Radio Erena: 16 December 2019
One really finds it quizzical and mind-boggling to comprehend the hypocritical conduct of Eritrean officials. From the President at the top all the way down, they conceivably don´t feel any fatigue of distributing gratuitous advice on how to manage the state business to their counterparts in what they consider poorly run neighboring countries. Heading Eritrea´s high-level delegation to the summit of the African, Caribbean and Pacific Group States (ACP) held in Nairobi on 10 December, Ambassador Beyene Russom (no relation with Eritrea´s Ambassador to Ethiopia Semere Russom) didn´t spare the participants his valuable counsel. As Eritrea Profile reported: (83, December, 14), he called on the member states: ‘To work towards stronger African, the Caribbean and Pacific Group States (ACP) through active participation, timely payment of dues and voluntary creation of the lean organizational structure. ´´ Such conduct is nearly typical to his boss´s attitude on giving advice on the basis of the distorted conception that Eritrea is a leading example to be followed.
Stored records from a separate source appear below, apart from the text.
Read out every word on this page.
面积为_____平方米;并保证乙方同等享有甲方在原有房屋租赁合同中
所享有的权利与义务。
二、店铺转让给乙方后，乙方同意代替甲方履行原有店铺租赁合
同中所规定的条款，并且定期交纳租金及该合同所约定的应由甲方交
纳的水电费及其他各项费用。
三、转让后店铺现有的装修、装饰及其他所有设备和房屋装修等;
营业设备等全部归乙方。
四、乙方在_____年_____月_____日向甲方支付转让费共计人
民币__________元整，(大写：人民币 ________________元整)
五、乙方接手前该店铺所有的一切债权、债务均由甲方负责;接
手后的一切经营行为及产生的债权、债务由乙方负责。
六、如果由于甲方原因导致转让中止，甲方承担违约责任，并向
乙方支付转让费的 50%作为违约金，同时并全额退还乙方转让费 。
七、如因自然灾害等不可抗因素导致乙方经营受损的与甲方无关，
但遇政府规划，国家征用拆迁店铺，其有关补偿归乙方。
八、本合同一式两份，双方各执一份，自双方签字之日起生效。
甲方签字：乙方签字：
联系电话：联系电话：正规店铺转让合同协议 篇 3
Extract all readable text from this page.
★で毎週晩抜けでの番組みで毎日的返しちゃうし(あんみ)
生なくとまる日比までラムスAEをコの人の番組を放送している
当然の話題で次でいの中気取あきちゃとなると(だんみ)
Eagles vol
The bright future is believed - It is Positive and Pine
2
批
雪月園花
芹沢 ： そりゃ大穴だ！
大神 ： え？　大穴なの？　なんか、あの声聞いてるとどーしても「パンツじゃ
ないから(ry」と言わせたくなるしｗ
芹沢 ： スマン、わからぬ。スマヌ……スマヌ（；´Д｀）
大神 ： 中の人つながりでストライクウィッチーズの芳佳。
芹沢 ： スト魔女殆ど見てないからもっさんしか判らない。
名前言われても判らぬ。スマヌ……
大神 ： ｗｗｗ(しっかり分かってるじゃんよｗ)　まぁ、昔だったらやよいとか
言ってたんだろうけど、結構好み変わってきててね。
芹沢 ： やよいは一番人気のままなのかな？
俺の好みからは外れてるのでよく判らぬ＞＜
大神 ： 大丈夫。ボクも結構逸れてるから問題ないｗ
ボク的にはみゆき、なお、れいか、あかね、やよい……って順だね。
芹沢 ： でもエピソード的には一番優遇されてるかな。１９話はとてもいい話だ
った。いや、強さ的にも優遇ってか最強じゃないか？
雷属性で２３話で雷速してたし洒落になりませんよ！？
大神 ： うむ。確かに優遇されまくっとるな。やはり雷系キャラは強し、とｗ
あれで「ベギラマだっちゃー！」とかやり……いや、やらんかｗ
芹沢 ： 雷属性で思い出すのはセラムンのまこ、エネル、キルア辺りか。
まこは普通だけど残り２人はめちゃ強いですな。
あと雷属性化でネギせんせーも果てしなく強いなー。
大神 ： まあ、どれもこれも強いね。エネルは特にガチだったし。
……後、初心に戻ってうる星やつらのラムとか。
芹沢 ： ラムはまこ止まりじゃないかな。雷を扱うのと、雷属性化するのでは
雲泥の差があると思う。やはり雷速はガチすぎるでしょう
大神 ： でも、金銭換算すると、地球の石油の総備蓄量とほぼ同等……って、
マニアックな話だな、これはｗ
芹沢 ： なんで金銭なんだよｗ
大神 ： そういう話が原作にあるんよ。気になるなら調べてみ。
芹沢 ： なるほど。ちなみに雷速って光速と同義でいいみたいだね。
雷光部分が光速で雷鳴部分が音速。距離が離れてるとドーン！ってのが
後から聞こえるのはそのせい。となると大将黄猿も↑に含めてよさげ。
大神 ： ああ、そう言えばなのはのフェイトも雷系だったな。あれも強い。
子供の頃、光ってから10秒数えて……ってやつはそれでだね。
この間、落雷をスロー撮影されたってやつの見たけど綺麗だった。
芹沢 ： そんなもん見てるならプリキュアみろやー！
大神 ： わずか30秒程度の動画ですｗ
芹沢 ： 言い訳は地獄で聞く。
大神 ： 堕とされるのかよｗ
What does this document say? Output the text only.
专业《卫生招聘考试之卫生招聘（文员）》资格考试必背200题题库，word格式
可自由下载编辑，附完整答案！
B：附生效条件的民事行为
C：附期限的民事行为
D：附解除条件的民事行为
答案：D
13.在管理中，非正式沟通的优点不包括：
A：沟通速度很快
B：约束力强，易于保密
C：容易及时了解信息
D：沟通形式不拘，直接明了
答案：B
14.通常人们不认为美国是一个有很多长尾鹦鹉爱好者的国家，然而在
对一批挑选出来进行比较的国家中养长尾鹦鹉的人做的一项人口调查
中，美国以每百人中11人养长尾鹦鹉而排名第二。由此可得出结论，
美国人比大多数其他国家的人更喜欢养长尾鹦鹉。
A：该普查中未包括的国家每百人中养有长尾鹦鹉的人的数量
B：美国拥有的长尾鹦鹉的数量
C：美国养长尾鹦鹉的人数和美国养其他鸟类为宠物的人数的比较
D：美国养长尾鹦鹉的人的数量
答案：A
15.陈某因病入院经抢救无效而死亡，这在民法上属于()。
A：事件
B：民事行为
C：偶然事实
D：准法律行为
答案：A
The ACP Group States is an organization concerned with sustainable development and poverty reduction among member states. But what is Eritrea´s exemplary economic performance, which Eritrean officials hurry to share with world nations? Eritrea ranks at the bottom of the list of the World Bank Annual Doing Business Report. This report virtually says it all. The WB Doing Business Report for 2020 compares business regulation in 190 economies. Whereas the report placed New Zealand in the first place in Ease of Doing Business Ranking with 86.8 points, it placed Eritrea, deservedly, in the 189th place with only 21.6 points for the same category. Somalia ranked 190 with only 20 points for the similar category. Next to New Zealand came Singapore with 86.2 points, and in the third-place came Hong Kong with 85.3 points. Eritrea grouped up with South Sudan, Libya, Yemen, and the politically unstable Venezuela. Political instability and civil strife, to some varying degrees, characterize the poor economic performance of these countries, a matter which can be understood if not justified.
In other related categories such as starting a business, Eritrea scored 185 points; in registering property it obtained the poor points of 178. All in all, and by all standards, Eritrea does not qualify for a higher ranking which can allow its policy maker(s) to go around boasting about any achievement, particularly in the economy. In the absence of a dynamic investment code, Eritrea had invited Canadian, Chinese and other mining companies to invest in gold, copper, and potash extracting. The activities of these companies are marred by grave human rights abuses, the Canadian mining giant Nevsun Resources is facing charges of forced labor in a Vancouver court. The suit was filed by National Service recruits, who were, according to their testimonies in court, forced to work under unlawful work conditions. The on-going mining investments in Eritrea support an extractive type of economy, where the resources are extracted to the last droplet and ounce. The income of these activities is a state secret that even the Ministry of Finance knows nothing about. The poor economic performance of Eritrea in post-independence years is characterized by the lack of capital, inhibition of foreign and local investments and total control and monopoly of PFDJ companies. Leaving Eritrea to neighboring countries, today, the Eritrean businesspersons are in the lead in Uganda, South Sudan, Angola, and Kenya. They were deprived of practicing any economic activity that may threaten PFDJ control. All business people are not allowed to withdraw more than five thousand Nakfa an equivalent of 333 US dollars in one transaction. Those who had started successful businesses were kicked out of the market; or, at best, were forced to have partners from PFDJ companies or wealthy cronies.
In the post-independence Eritrea, the laws and the environment are not appropriate for doing business. Obviously, it is extremely difficult to extricate the economic performance from the political regime´s nature and practices. The regime in the country is one of the cruelest dictatorships in the continent, the type of regime which stifles the economic initiative for fear of political change. The economic prosperity will pave the way for the appearance of a dynamic middle class that is committed to both social and political change, the matter which is not welcomed today or tomorrow. The status of economic stagnation in Eritrea is a thoughtfully planned scheme to preserve the status quo which guarantees the long life of the dictatorship. As power and wealth go hand in hand, the policy in Asmara is to dominate the first and hoard the latter at the expense of the sound social and economic development of the Eritrean society. Understanding the underlying logic behind the poor economic performance of Eritrea will no doubt strip the policy maker(s) of any moral right of distributing superfluous instructions on how states can manage their affairs.